Discusses the terms associated with Explicit Semantic Analysis (ESA).

Multi-target Classification

The training items in these large scale classifications belong to several classes. The goal of classification in such case is to detect possible multiple target classes for one item. This kind of classification is called multi-target classification. The target column for ESA-based classification is extended. Collections are allowed as target column values. The collection type for the target in ESA-based classification is ORA_MINING_VARCHAR2_NT.
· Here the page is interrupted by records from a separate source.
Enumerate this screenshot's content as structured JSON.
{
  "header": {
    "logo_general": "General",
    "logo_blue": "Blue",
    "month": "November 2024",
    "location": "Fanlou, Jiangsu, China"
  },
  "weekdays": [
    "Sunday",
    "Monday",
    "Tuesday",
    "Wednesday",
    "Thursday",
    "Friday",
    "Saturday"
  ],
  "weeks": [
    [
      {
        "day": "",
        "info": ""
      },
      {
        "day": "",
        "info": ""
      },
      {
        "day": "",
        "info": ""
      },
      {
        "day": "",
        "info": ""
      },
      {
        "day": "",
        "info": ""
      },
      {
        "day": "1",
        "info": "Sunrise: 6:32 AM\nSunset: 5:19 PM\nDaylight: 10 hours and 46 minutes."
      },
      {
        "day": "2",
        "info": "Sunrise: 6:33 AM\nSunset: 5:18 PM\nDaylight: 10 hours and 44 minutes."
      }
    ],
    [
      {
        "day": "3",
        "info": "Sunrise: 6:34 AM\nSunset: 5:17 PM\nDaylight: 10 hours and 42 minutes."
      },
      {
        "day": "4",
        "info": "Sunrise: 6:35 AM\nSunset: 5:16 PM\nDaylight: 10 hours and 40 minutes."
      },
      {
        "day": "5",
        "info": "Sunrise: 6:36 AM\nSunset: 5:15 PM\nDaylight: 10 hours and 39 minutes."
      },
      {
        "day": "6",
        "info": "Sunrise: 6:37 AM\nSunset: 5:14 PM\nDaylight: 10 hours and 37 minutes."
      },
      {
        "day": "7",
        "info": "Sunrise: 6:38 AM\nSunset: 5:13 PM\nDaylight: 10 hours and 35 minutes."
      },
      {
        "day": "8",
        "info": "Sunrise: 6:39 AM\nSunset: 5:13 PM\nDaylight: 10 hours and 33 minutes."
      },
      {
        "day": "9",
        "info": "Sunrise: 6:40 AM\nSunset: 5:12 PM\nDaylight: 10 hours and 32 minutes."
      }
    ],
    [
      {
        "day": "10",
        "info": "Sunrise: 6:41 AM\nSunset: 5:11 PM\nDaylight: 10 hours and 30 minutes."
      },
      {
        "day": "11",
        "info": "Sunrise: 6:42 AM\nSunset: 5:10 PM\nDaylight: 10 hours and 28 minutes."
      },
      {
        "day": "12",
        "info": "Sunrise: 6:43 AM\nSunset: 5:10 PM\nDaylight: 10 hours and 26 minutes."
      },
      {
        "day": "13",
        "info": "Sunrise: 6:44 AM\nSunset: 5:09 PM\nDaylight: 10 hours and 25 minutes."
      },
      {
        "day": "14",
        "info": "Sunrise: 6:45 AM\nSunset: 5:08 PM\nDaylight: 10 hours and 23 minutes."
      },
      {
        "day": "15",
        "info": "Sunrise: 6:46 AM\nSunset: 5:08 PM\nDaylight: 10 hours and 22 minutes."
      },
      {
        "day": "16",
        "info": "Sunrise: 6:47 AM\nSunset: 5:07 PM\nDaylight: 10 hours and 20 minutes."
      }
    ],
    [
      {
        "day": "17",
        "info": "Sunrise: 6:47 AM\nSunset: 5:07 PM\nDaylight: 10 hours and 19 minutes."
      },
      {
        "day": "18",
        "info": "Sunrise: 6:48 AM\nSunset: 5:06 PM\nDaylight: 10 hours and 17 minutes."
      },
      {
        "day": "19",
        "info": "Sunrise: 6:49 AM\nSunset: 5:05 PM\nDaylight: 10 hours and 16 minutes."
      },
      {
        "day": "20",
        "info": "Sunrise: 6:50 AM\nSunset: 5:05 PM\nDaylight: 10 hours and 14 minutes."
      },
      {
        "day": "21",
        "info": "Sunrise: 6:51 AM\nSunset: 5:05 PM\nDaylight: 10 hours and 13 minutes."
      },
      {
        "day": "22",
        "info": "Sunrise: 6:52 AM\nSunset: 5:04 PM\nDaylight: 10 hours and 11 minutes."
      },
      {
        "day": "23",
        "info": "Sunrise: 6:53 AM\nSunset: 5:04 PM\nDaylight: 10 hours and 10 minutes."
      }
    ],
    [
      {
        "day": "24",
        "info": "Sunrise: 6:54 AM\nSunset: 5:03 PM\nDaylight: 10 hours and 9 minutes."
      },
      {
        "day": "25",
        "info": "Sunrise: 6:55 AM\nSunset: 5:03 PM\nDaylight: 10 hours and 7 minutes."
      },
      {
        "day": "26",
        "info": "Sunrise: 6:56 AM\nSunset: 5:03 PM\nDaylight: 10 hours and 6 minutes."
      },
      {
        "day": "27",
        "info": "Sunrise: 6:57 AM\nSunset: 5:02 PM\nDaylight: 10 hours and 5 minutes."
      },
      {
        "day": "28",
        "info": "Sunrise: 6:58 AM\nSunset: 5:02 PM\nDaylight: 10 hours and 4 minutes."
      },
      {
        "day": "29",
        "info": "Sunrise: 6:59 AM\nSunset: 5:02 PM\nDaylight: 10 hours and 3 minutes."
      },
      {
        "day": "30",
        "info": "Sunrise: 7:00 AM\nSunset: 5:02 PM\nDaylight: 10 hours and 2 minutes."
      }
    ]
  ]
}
Large-scale classification

Large-scale classification applies to ontologies that contain gigantic numbers of categories, usually ranging in tens or hundreds of thousands. This large-scale classification also requires gigantic training datasets which are usually unbalanced, that is, some classes may have significant number of training samples whereas others may be sparsely represented in the training dataset. Large-scale classification normally results in multiple target class assignments for a given test case.

Topic modeling

Topic modelling refers to derivation of the most important topics of a document. Topic modeling can be explicit or latent. Explicit topic modeling results in the selection of the most relevant topics from a pre-defined set, for a given document. Explicit topics have names and can be verbalized. Latent topic modeling identifies a set of latent topics characteristic for a collection of documents. A subset of these latent topics is associated with every document under examination. Latent topics do not have verbal descriptions or meaningful interpretation.